Carlos Perez, 20, of Marshalltown, has worked the past three years in Iowa as a construction laborer. He's married and has a baby daughter. He rises at 5 a.m. daily to drive to Ames to work for Manatt's. His mother works at the Swift & Co. meatpacking plant in Marshalltown.

"It's nice working outside. Working inside a building isn't my type," said Perez, who came to the United States from Mexico about six years ago.

Engineering professor Edward Jaselskis, a principal investigator for the ISU study, gained experience with Spanish-speaking workers while employed at a coal mine in Colombia. He said the initial phase of his work at ISU was aimed at teaching Latino construction workers about Iowa's culture and language.

"Then we realized that in order for this integration to work, we had to work with

American supervisors, to teach them a little bit of Spanish and to continue working with Hispanics and to teach them 'survival English.' We had to teach both sides about the cultural differences between Americans and Hispanics,"

Jaselskis said.

Four Spanish-speaking graduate students have provided the training - both in classrooms and at construction job sites - to between 200 and 250 Latino workers and American supervisors, as well as DOT construction inspectors. The

Associated General Contractors of Iowa helps to coordinate the training.

It's not uncommon for Spanish-speaking construction workers who take the classes to figure out the safety problems that they didn't understand previously but that English-speaking supervisors took for granted, said Fernando "Freddie"

Aveiga, an ISU graduate student from Quito, Ecuador, who has been a training instructor.

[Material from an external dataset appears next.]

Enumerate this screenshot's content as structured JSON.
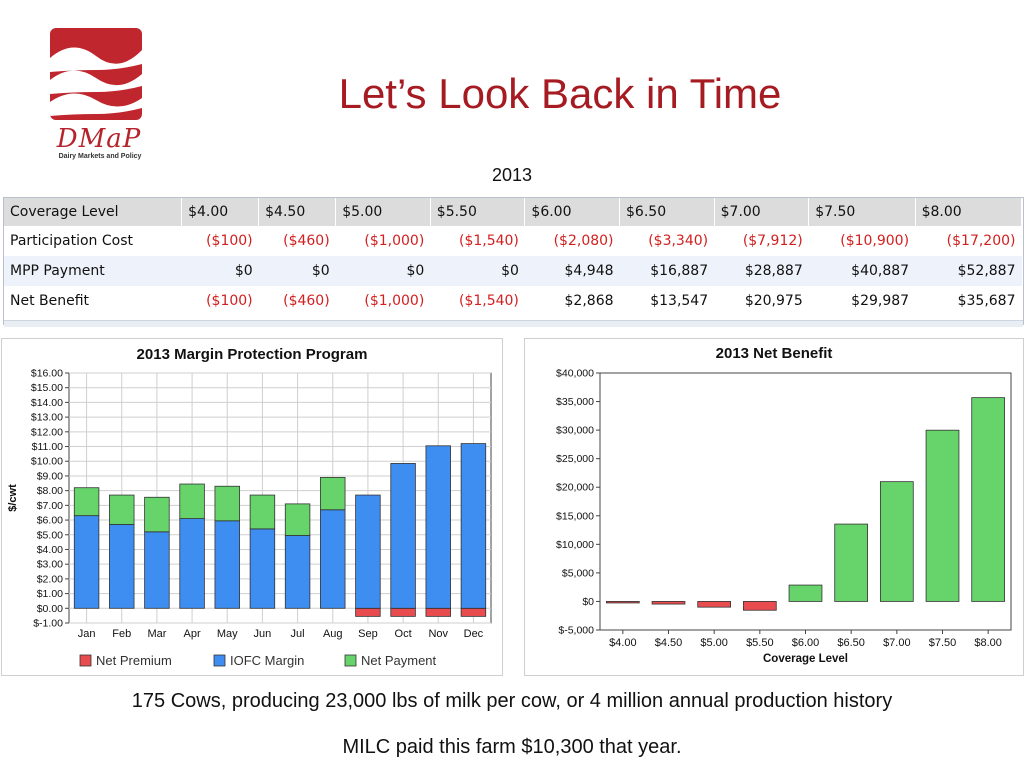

Many Iowa construction crews have bilingual Latinos who help translate into

Spanish the daily tasks required for construction workers who don't speak

English.

Manatt's crew in Ames includes some Latinos who speak English well, such as

Ricardo Mora, 30, originally from Guadalajara, Mexico, who has lived in

Marshalltown since 1992. These bilingual workers particularly assist Spanishspeaking workers who come to Iowa from Mexico each spring to work on construction jobs.

Mora was working recently at a commercial/residential complex on Ames' west side, where Manatt's was installing concrete sidewalks. When he is with coworkers from Mexico, "I am definitely speaking Spanish," he said. But when he has an American supervisor next to him, he sticks with English.

Mora began working in the construction industry four years ago after being employed in the meatpacking business. When he first came to the United States, he said, he spoke only Spanish.

"But I am the kind of person who thinks that if I am going to live here, I have to learn the language. So I went to school and learned English," Mora said.